Reduce API Costs for Large-Scale Document Analysis with Gemini Context Caching

#ai #machinelearning #llm

What is Context Caching?

Google Gemini's Context Caching is a feature that caches context once it's input and reuses it in subsequent requests. Cached tokens can be used at approximately 25% of the standard rate, enabling significant cost savings.

Basic Specifications

Cache Validity Period: Default 3,600 seconds (1 hour)
Token Requirement: Minimum 32,768 tokens
Model-Specific Isolation: Caches are managed in conjunction with the model name.

Use Cases

Large-Scale DB Analysis

When analyzing an SQLite DB built with FTS5+BM25, leveraging Context Caching can be highly effective.

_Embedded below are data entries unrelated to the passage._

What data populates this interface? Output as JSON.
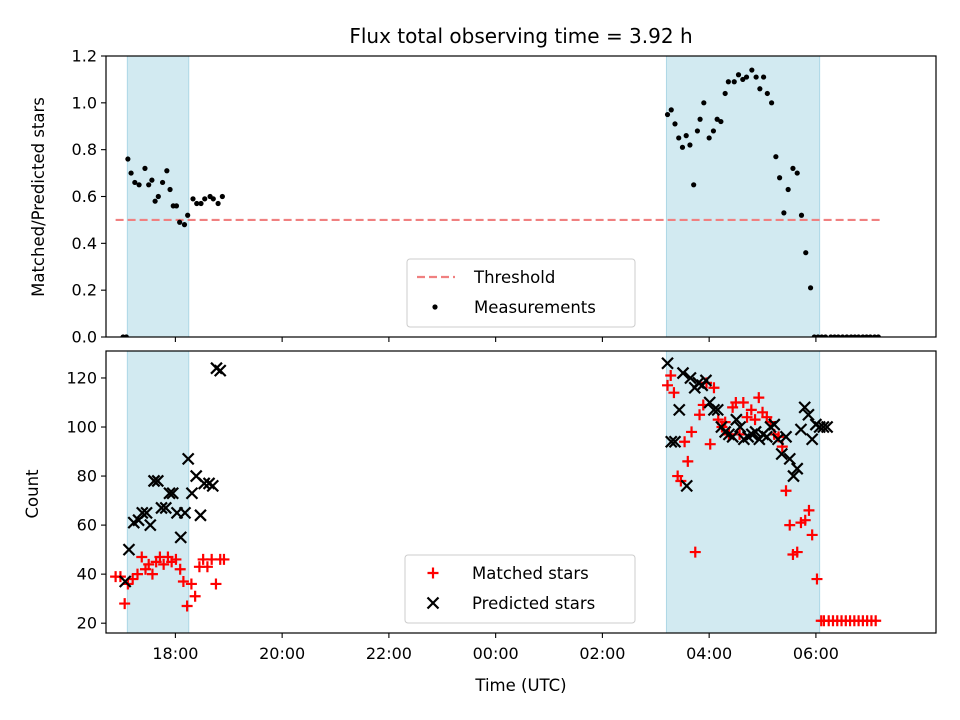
{
  "colors": {
    "shade": "#add8e6",
    "threshold": "#f08080",
    "measure": "#000000",
    "matched": "#ff0000",
    "predicted": "#000000"
  },
  "chart_data": [
    {
      "type": "scatter",
      "title": "Flux total observing time = 3.92 h",
      "xlabel": "",
      "ylabel": "Matched/Predicted stars",
      "xlim": [
        16.7,
        32.25
      ],
      "ylim": [
        0,
        1.2
      ],
      "y_ticks": [
        0.0,
        0.2,
        0.4,
        0.6,
        0.8,
        1.0,
        1.2
      ],
      "y_tick_labels": [
        "0.0",
        "0.2",
        "0.4",
        "0.6",
        "0.8",
        "1.0",
        "1.2"
      ],
      "grid": false,
      "legend_position": "lower-center",
      "shaded_intervals": [
        [
          17.1,
          18.25
        ],
        [
          27.2,
          30.07
        ]
      ],
      "threshold": {
        "name": "Threshold",
        "value": 0.5,
        "x_range": [
          16.88,
          31.2
        ]
      },
      "series": [
        {
          "name": "Measurements",
          "x": [
            17.02,
            17.08,
            17.11,
            17.17,
            17.24,
            17.32,
            17.43,
            17.5,
            17.56,
            17.62,
            17.68,
            17.76,
            17.84,
            17.9,
            17.96,
            18.02,
            18.08,
            18.17,
            18.23,
            18.33,
            18.4,
            18.48,
            18.55,
            18.65,
            18.71,
            18.8,
            18.88,
            27.22,
            27.29,
            27.36,
            27.43,
            27.5,
            27.57,
            27.64,
            27.71,
            27.78,
            27.83,
            27.9,
            28.0,
            28.08,
            28.15,
            28.22,
            28.3,
            28.36,
            28.47,
            28.55,
            28.63,
            28.7,
            28.8,
            28.88,
            28.95,
            29.02,
            29.09,
            29.17,
            29.25,
            29.32,
            29.4,
            29.48,
            29.57,
            29.65,
            29.73,
            29.81,
            29.9,
            29.97,
            30.04,
            30.11,
            30.18,
            30.28,
            30.35,
            30.42,
            30.5,
            30.58,
            30.66,
            30.73,
            30.8,
            30.88,
            30.95,
            31.02,
            31.1,
            31.17
          ],
          "y": [
            0.0,
            0.0,
            0.76,
            0.7,
            0.66,
            0.65,
            0.72,
            0.65,
            0.67,
            0.58,
            0.6,
            0.66,
            0.71,
            0.63,
            0.56,
            0.56,
            0.49,
            0.48,
            0.52,
            0.59,
            0.57,
            0.57,
            0.59,
            0.6,
            0.59,
            0.57,
            0.6,
            0.95,
            0.97,
            0.91,
            0.85,
            0.81,
            0.86,
            0.82,
            0.65,
            0.88,
            0.93,
            1.0,
            0.85,
            0.88,
            0.93,
            0.92,
            1.04,
            1.09,
            1.09,
            1.12,
            1.1,
            1.11,
            1.14,
            1.11,
            1.06,
            1.11,
            1.04,
            1.0,
            0.77,
            0.68,
            0.53,
            0.63,
            0.72,
            0.7,
            0.52,
            0.36,
            0.21,
            0.0,
            0.0,
            0.0,
            0.0,
            0.0,
            0.0,
            0.0,
            0.0,
            0.0,
            0.0,
            0.0,
            0.0,
            0.0,
            0.0,
            0.0,
            0.0,
            0.0
          ]
        }
      ]
    },
    {
      "type": "scatter",
      "title": "",
      "xlabel": "Time (UTC)",
      "ylabel": "Count",
      "xlim": [
        16.7,
        32.25
      ],
      "ylim": [
        16,
        131
      ],
      "y_ticks": [
        20,
        40,
        60,
        80,
        100,
        120
      ],
      "y_tick_labels": [
        "20",
        "40",
        "60",
        "80",
        "100",
        "120"
      ],
      "x_ticks": [
        18,
        20,
        22,
        24,
        26,
        28,
        30
      ],
      "x_tick_labels": [
        "18:00",
        "20:00",
        "22:00",
        "00:00",
        "02:00",
        "04:00",
        "06:00"
      ],
      "grid": false,
      "legend_position": "lower-center",
      "shaded_intervals": [
        [
          17.1,
          18.25
        ],
        [
          27.2,
          30.07
        ]
      ],
      "series": [
        {
          "name": "Matched stars",
          "marker": "+",
          "x": [
            16.88,
            16.97,
            17.05,
            17.11,
            17.2,
            17.29,
            17.37,
            17.44,
            17.5,
            17.57,
            17.64,
            17.71,
            17.78,
            17.86,
            17.93,
            18.01,
            18.09,
            18.15,
            18.22,
            18.3,
            18.37,
            18.45,
            18.52,
            18.6,
            18.68,
            18.76,
            18.84,
            18.91,
            27.22,
            27.28,
            27.34,
            27.41,
            27.47,
            27.54,
            27.6,
            27.67,
            27.74,
            27.82,
            27.89,
            27.95,
            28.02,
            28.09,
            28.17,
            28.24,
            28.3,
            28.37,
            28.44,
            28.5,
            28.57,
            28.64,
            28.71,
            28.79,
            28.86,
            28.93,
            29.0,
            29.08,
            29.15,
            29.22,
            29.3,
            29.37,
            29.44,
            29.51,
            29.57,
            29.65,
            29.72,
            29.8,
            29.87,
            29.93,
            30.02,
            30.1,
            30.15,
            30.24,
            30.32,
            30.4,
            30.48,
            30.56,
            30.64,
            30.72,
            30.8,
            30.88,
            30.96,
            31.04,
            31.12
          ],
          "y": [
            39,
            39,
            28,
            36,
            38,
            40,
            47,
            42,
            44,
            40,
            45,
            47,
            44,
            47,
            45,
            46,
            42,
            37,
            27,
            36,
            31,
            43,
            46,
            43,
            46,
            36,
            46,
            46,
            117,
            121,
            114,
            80,
            78,
            94,
            86,
            98,
            49,
            105,
            109,
            118,
            93,
            116,
            103,
            100,
            102,
            97,
            108,
            110,
            97,
            110,
            104,
            107,
            103,
            112,
            106,
            104,
            102,
            97,
            96,
            92,
            74,
            60,
            48,
            49,
            61,
            62,
            66,
            56,
            38,
            21,
            21,
            21,
            21,
            21,
            21,
            21,
            21,
            21,
            21,
            21,
            21,
            21,
            21
          ]
        },
        {
          "name": "Predicted stars",
          "marker": "x",
          "x": [
            17.06,
            17.13,
            17.22,
            17.31,
            17.38,
            17.46,
            17.53,
            17.6,
            17.67,
            17.74,
            17.82,
            17.89,
            17.95,
            18.03,
            18.1,
            18.18,
            18.24,
            18.31,
            18.39,
            18.47,
            18.54,
            18.63,
            18.7,
            18.77,
            18.84,
            27.22,
            27.29,
            27.36,
            27.44,
            27.51,
            27.58,
            27.65,
            27.73,
            27.8,
            27.87,
            27.94,
            28.01,
            28.09,
            28.16,
            28.23,
            28.3,
            28.37,
            28.44,
            28.51,
            28.58,
            28.65,
            28.73,
            28.8,
            28.87,
            28.94,
            29.01,
            29.08,
            29.15,
            29.22,
            29.29,
            29.36,
            29.44,
            29.51,
            29.58,
            29.65,
            29.72,
            29.79,
            29.86,
            29.93,
            30.0,
            30.07,
            30.14,
            30.21
          ],
          "y": [
            37,
            50,
            61,
            62,
            65,
            65,
            60,
            78,
            78,
            67,
            67,
            73,
            73,
            65,
            55,
            65,
            87,
            73,
            80,
            64,
            77,
            77,
            76,
            124,
            123,
            126,
            94,
            94,
            107,
            122,
            76,
            120,
            116,
            118,
            117,
            119,
            110,
            107,
            107,
            100,
            98,
            97,
            96,
            103,
            100,
            95,
            96,
            97,
            98,
            95,
            97,
            96,
            100,
            101,
            95,
            89,
            96,
            87,
            80,
            83,
            99,
            108,
            105,
            95,
            101,
            100,
            100,
            100
          ]
        }
      ]
    }
  ]
}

Keyword Extraction Phase: Fast processing with the Flash model
Answer Generation Phase: High-accuracy analysis with the Pro model
Fact-Checking Phase: Cache training data to reduce processing time

Batch Analysis

During batch processing, reusing the same context across all samples is effective.

from google import genai
from google.genai import caching

client = genai.Client()

# キャッシュ作成（32,768トークン以上が必要）
cached_content = caching.CachedContent.create(
    client=client,
    name="patent_batch_cache",
    contents=[{"text": doc["title"]} for doc in patent_docs[:1000]],
    model="gemini-2.5-flash",
    config={"expire_time": "2026-03-09T00:00:00Z"}
)

# キャッシュを使った生成
for doc in patent_docs:
    result = client.models.generate_content(
        model="gemini-2.5-flash",
        contents=doc["text"],
        cached_content=cached_content.name
    )

Cost Calculation Example

For training data of 75,458 tokens:

Without caching: Standard rate
With caching: Approximately 25% of the standard rate

When the same context is repeatedly used in batch processing, the effect of caching becomes very significant.

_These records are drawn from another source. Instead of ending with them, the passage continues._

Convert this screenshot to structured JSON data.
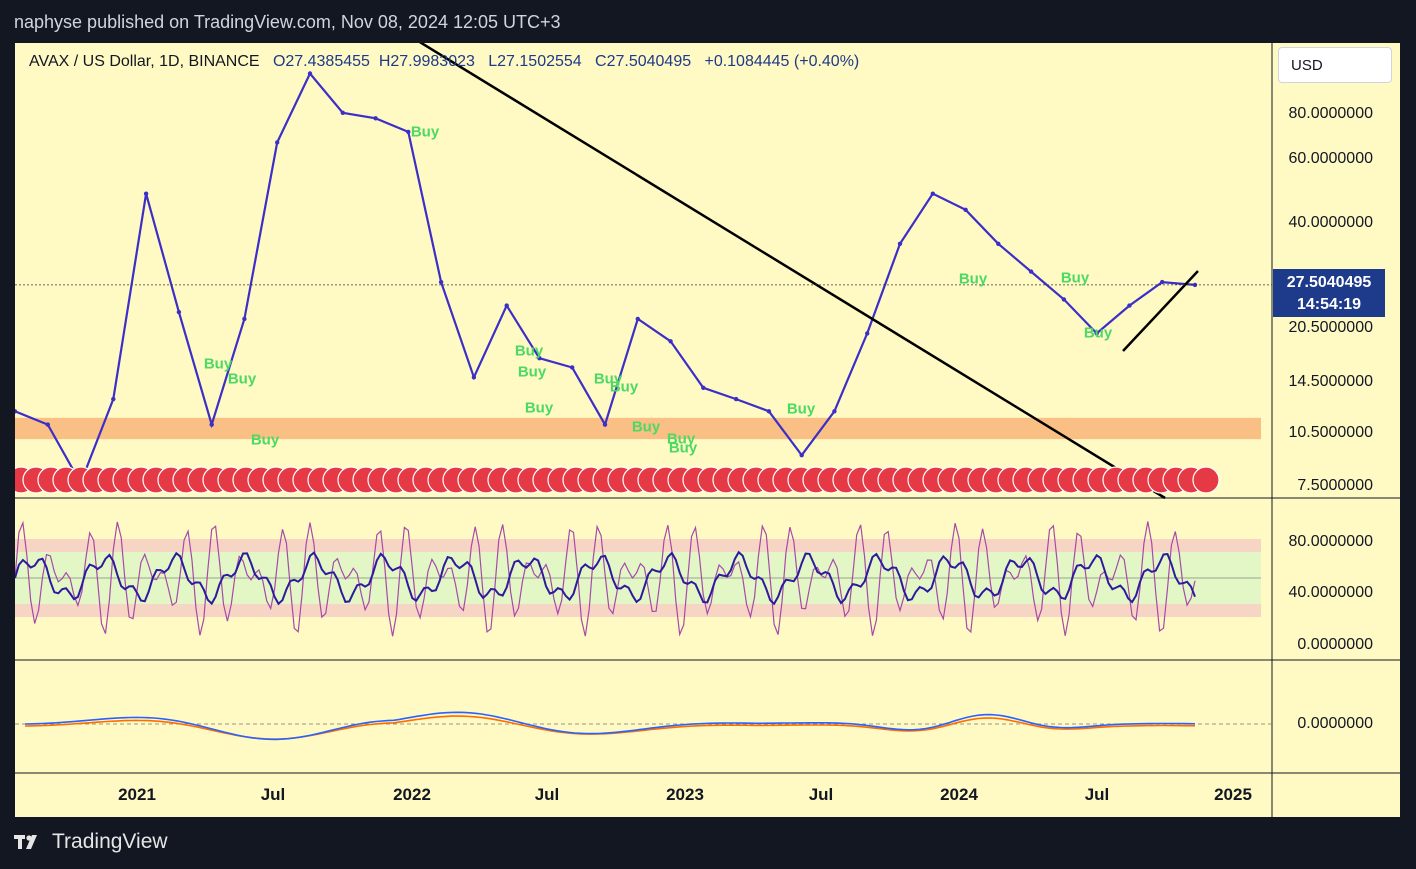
{
  "publisher_line": "naphyse published on TradingView.com, Nov 08, 2024 12:05 UTC+3",
  "header": {
    "symbol": "AVAX / US Dollar, 1D, BINANCE",
    "open": "O27.4385455",
    "high": "H27.9983023",
    "low": "L27.1502554",
    "close": "C27.5040495",
    "change": "+0.1084445 (+0.40%)"
  },
  "currency_button": "USD",
  "current_price": "27.5040495",
  "countdown": "14:54:19",
  "price_axis": [
    "80.0000000",
    "60.0000000",
    "40.0000000",
    "20.5000000",
    "14.5000000",
    "10.5000000",
    "7.5000000"
  ],
  "rsi_axis": [
    "80.0000000",
    "40.0000000",
    "0.0000000"
  ],
  "macd_axis": [
    "0.0000000"
  ],
  "time_axis": [
    "2021",
    "Jul",
    "2022",
    "Jul",
    "2023",
    "Jul",
    "2024",
    "Jul",
    "2025"
  ],
  "buy_signal_text": "Buy",
  "footer_brand": "TradingView",
  "colors": {
    "background": "#fff9c4",
    "price": "#3c2fc7",
    "trendline": "#000000",
    "support_zone": "#f9b57a",
    "buy_signal": "#4cd964",
    "rsi_main": "#2e1a9c",
    "rsi_stoch": "#a64aa8",
    "macd_line": "#2962ff",
    "signal_line": "#ff6d00"
  },
  "chart_data": {
    "type": "line",
    "title": "AVAX / US Dollar, 1D, BINANCE",
    "y_scale": "log",
    "ylim": [
      7.5,
      100
    ],
    "x": [
      "2020-09",
      "2020-11",
      "2021-01",
      "2021-02",
      "2021-04",
      "2021-06",
      "2021-07",
      "2021-09",
      "2021-11",
      "2021-12",
      "2022-01",
      "2022-03",
      "2022-04",
      "2022-05",
      "2022-06",
      "2022-08",
      "2022-09",
      "2022-11",
      "2022-12",
      "2023-02",
      "2023-04",
      "2023-06",
      "2023-07",
      "2023-09",
      "2023-10",
      "2023-11",
      "2023-12",
      "2024-01",
      "2024-03",
      "2024-04",
      "2024-05",
      "2024-06",
      "2024-07",
      "2024-08",
      "2024-09",
      "2024-10",
      "2024-11"
    ],
    "series": [
      {
        "values": [
          12,
          11,
          7.5,
          13,
          50,
          23,
          11,
          22,
          70,
          110,
          85,
          82,
          75,
          28,
          15,
          24,
          17,
          16,
          11,
          22,
          19,
          14,
          13,
          12,
          9,
          12,
          20,
          36,
          50,
          45,
          36,
          30,
          25,
          20,
          24,
          28,
          27.5
        ]
      }
    ],
    "rsi_levels": [
      20,
      30,
      70,
      80
    ],
    "annotations": [
      "Buy",
      "Buy",
      "Buy",
      "Buy",
      "Buy",
      "Buy",
      "Buy",
      "Buy",
      "Buy",
      "Buy",
      "Buy",
      "Buy",
      "Buy",
      "Buy",
      "Buy",
      "Buy"
    ]
  }
}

Limitations and Considerations

A minimum of 32,768 tokens is required when creating a cache.
Caches are isolated per model, so sharing caches between different models is not possible.
It is important to set the expiration time to match the analysis processing time.

Summary

By appropriately utilizing Context Caching, you can significantly reduce API costs for large-scale data analysis and shorten processing times. The key to success is to use the Flash model for keyword extraction, the Pro model for answer generation, and to reuse the same context during batch processing.